2012年9月4日火曜日

第1章 報酬系という宿命 (4)

報酬系は「ハイジャック」されてしまうことがある

報酬系の話は実は精神科関係の疾患にとっても極めて重要である。その代表が嗜癖addictionだ。特定の薬物、アルコール、特定の行為等で報酬系が強烈に刺激され、強い快感が体験されると、人はそれを追い求めるようになる。問題はその体験をしばらく繰り返すと、人はそれから逃れることがきわめて難しくなるということだ。報酬系が他のことには「イエス」と言ってくれなくなる。いわば報酬系がハイジャックされた状態と言えるのである。以下略
 先に「報酬系は中脳被蓋野から側坐核へ至るドーパミン経路である」という説明をして図も示したが、その内容の細部を知る必要はない。ただし被蓋野からのルートの一部は、前頭前野にも及んでいる、ということは覚えておいていただきたい。前頭前野とは大脳皮質で、ここで生じたことは意識にのぼる。この前頭前野への投射は、いわゆる飢餓感や渇望に関係していると言われている。このルートにより快感の体験は、「もっと欲しい!」という渇望、飢餓感として意識されるわけである。そして今度はその前頭前野から側坐核へのグルタミン酸(ドーパミンではなくて)作動性のループが知られている。嗜癖ではこのループに重要な変化が生じていることがわかっている。そこが太いパイプのようになり、そこを強烈に信号が流れるようになってしまい、もうそれを変えることが出来なくなってしまうのだ。そして前頭前野で「~が欲しい」と思い浮かべることで、激しい渇望がわき上がり、それを止めることが出来なくなってしまうのだ。
 私たちはたばこ(ニコチン)や酒(アルコール)やいわゆる麻薬によりその様な状態が生じることを知っている。ちなみに麻薬とは一般に大麻、コカイン、アンフェタミン、ヘロイン,モルフィンなどをさすが、正式な意味での麻薬 narcotics は阿片から生成されるもの、つまりヘロイン、モルフィン、コデイン系のもの及びその人口合成物質、つまりオピオイドのみをさす。日本語の用い方が不正確なのである。ただし物質ばかりではない。それはギャンブルやゲームなどの行為についても生じうることが知られる。
 それらへの嗜癖が生じている人の報酬系の興奮をfMRIなどで調べると、興味深いことが生じている。それは彼らの脳では、普通の人にとっては快楽的なことも、報酬系に興奮が起こらないのである。例えばおいしいものを食べてもあまり喜びを得られない。普通のセックスでは快感は得られない。その時例えば煙草やアルコールや、その他の嗜癖になっているものを付け加えることで、初めて報酬系が通常通りの興奮するように出来ている。つまり嗜癖物質や行為を介さなければ、本来の快感を味わえなくなってしまっているのだ。おいしい料理の後の一服がたまらない、コカイン抜きのセックスはつまらない、ということになる。

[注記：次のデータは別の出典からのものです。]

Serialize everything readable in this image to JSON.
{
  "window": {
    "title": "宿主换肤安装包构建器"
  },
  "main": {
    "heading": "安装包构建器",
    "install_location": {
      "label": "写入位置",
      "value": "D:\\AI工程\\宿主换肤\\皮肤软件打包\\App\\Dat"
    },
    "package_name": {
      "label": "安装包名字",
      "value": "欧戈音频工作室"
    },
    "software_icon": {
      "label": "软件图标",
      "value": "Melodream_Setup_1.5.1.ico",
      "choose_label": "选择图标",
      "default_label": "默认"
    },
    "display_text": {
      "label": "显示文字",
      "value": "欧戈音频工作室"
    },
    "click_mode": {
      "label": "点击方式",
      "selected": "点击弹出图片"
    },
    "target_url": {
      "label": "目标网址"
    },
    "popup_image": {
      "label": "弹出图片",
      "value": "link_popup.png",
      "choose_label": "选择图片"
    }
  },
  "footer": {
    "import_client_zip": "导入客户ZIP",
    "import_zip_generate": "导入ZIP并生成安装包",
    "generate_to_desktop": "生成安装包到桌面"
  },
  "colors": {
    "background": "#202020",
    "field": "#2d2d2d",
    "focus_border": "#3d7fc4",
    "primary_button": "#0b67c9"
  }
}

 私たちは嗜癖を生じた人たちのことを、普通の人たちより享楽的だと感じるかもしれない。彼らは通常の人間よりより大きな快感を得ている、と。しかしそれは実は正しくない。彼らは最初のうちは普通では味わえない快を体験したかもしれない。しかし嗜癖が生じてしまうと、むしろ普通の人が体験できるような満足体験を得らえず、不幸や苦痛を味わっているのである。そして人並みの快楽を得るために薬物や嗜癖になっている行為をするという極めて不幸な悪循環が生じているのだ。

以上報酬系について大まかな話をした。報酬系の話は複雑であるが、私たちの脳のあり方が私たちの行動をどのように規定しているかを考えるうえで非常に重要である。この他にも私たちの心や行動を左右している脳の部位はたくさんある。例えば青斑核というところが突然興奮するとパニック発作が起きる。扁桃体の興奮で激しい恐怖に襲われることもある。(両側の扁桃体を除去してしまうと、恐れがなくなってしまう)。前頭前野を広範に除去すると人格が変わってしまい、人間らしさを失ってしまう、などなど・・・。その中で報酬系は、私たちが何に向かうか、何を回避するかという最も基本的な問題を扱っている。本書では後半で、「報酬系という宿命 その2」として報酬系について少しマニアックな話を続けることにする。